Why can't we live in isolation

Solitude researcher on the corona crisis : "We are all in the same boat - maybe this is also an opportunity"

Susanne Bücker is a personality psychologist and loneliness researcher at the Ruhr University Bochum.

Corona infected people are under quarantine, many companies work from home and social contacts are to be restricted. Can the virus make you lonely?
The effects of the coronavirus on our social life can become problematic. This is especially true - but not only - for those who live alone. All the measures that are taken massively restrict our social activities.

This affects older people in particular, who are already at risk of getting lonely. Visits to grandparents are already being canceled and closer contact with older people is being reduced.

It is very possible that these people will then feel more isolated, excluded, or lonely.

How can you deal with this loneliness?
I think that virtual and telephone contact can help. That will also be an important part for us in the near future. However, such virtual contacts will not be able to completely replace social interactions.

It is something different whether you are just talking to someone on the phone or writing, or when you stand across from someone and see how they react directly to what they say. I believe that phone calls and video calls can certainly replace this direct personal contact at times, but not completely.

Can being alone in the apartment, for example in quarantine, also lead to depression?
There are individual differences in how well people cope with being alone. If you live in isolation for a week or two, you won't fall into depression right away.

But that also depends on the person. Anyone who generally tends to be sad and thoughtful could have more difficulties at a time like this. However, some experience such isolation as very pleasant or even as a kind of deceleration.

You can finally read or watch movies. But one also has to say that being alone does not automatically mean that you feel lonely.

In what way?
You can also live in a relationship or with a family, be among friends and feel lonely.

Conversely, not all single people are lonely by far. So the feeling of loneliness doesn't have to be related to being alone.

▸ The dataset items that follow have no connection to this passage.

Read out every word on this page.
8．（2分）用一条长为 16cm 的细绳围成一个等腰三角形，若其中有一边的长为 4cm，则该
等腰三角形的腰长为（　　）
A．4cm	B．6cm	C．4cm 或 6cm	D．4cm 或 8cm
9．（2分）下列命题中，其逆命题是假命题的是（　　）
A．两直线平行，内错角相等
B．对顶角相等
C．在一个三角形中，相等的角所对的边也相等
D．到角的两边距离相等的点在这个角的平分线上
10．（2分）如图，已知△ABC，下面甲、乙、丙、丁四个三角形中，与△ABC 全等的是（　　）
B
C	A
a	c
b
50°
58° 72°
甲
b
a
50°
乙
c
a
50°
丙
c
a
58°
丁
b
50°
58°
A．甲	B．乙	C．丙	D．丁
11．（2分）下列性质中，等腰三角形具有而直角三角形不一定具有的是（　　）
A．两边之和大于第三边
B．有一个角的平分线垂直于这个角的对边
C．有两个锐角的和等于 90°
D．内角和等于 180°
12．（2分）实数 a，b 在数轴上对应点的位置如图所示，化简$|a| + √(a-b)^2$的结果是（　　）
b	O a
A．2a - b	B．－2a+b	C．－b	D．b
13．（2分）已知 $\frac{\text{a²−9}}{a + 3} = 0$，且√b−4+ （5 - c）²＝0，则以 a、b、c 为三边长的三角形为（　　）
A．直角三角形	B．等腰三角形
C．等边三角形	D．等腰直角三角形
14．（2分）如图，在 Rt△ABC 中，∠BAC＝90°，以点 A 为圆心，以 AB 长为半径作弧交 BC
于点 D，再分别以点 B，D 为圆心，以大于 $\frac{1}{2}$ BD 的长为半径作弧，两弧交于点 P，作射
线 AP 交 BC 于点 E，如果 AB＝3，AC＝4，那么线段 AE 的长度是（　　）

What can you do in such moments of loneliness?
Completely independent of Corona: We know that it is easier to reactivate existing contacts than to make completely new ones. When feeling lonely, you can go through your address book and try to freshen up contacts.

The coronavirus situation can also be an opportunity to find a common strategy. Suddenly a lot of people are in the same boat. You can move together and consciously state that you feel lonely.

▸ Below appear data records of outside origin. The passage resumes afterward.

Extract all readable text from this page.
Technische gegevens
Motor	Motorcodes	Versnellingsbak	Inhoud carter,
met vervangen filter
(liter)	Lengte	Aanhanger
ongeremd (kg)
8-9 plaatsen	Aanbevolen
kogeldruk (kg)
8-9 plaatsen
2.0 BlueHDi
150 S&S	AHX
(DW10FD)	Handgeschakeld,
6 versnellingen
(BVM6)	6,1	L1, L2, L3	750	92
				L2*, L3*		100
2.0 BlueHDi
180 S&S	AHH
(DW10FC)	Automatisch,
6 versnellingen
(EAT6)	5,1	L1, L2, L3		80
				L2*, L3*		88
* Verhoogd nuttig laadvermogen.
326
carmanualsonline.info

If you talk about it, it helps in such an exceptional situation.

Background about the coronavirus:

How do you rate the need to restrict social contacts?
The recommendation is that one should primarily avoid large crowds. You shouldn't meet friends in a bar. And in some companies you shouldn't go to the office anymore.

But that doesn't automatically mean that we all have to live in isolation in our apartment now. The recommendations do not rule out meeting friends at home.

However, the recommendation situation can be tightened at any time. That should be watched carefully. Even if physical contact is not always possible, it is important to keep in touch.

Especially with people who are very worried, such as parents or grandparents.

Should you try to increase contact in these cases?
Yes, that can definitely help. The contact doesn't have to be physical. Lots of people are very worried.

It helps them if you talk a lot about your fears. The problem is, we all have different information. Some know things about the virus that others don't.

This different, sometimes contradicting information triggers fear and stress in many people. In addition, Corona is now dominating social networks. This whole way of dealing with Corona only makes the topic bigger and the fear is intensified. Other issues are also important, let's not forget that.

So should we step back a little on that?
The constant talk about Corona, the reports about every death, all of that scares and triggers uncertainty. That is also understandable. It is an elusive risk for the general population.

The situation is new for all of us, for scientists, politicians, doctors, virologists. We are all ultimately in the same situation. That can be scary. But we shouldn't add to this fear.

You started a study this Monday, in that you want to investigate the psychological and social consequences of Covid-19. What do you want to achieve with it?
We want to investigate how people will change their behavior with regard to the corona virus in the next few weeks and months. But we also want to find out how our satisfaction, our social relationships and our well-being change.

The virus is a factor that comes from outside, that many people perceive as uncontrollable and that restricts us, especially in social activities. We want to investigate how differently people deal with the coronavirus.

nd we hope to better understand why one reacts in such an exceptional situation.

What do you suppose you will find out?
We do not have very clear expectations at this point. It's a new situation for us too.

It can go one way or the other. The restrictions, the low contact with other people, but also the fear of being infected with others - all of this can have negative consequences for the quality of our social relationships.

But it can also be that the virus causes us to move closer together and help other people. Because we all end up facing the same problem.

Nobody knows what happens next. We're all in the same boat - and maybe that's an opportunity too.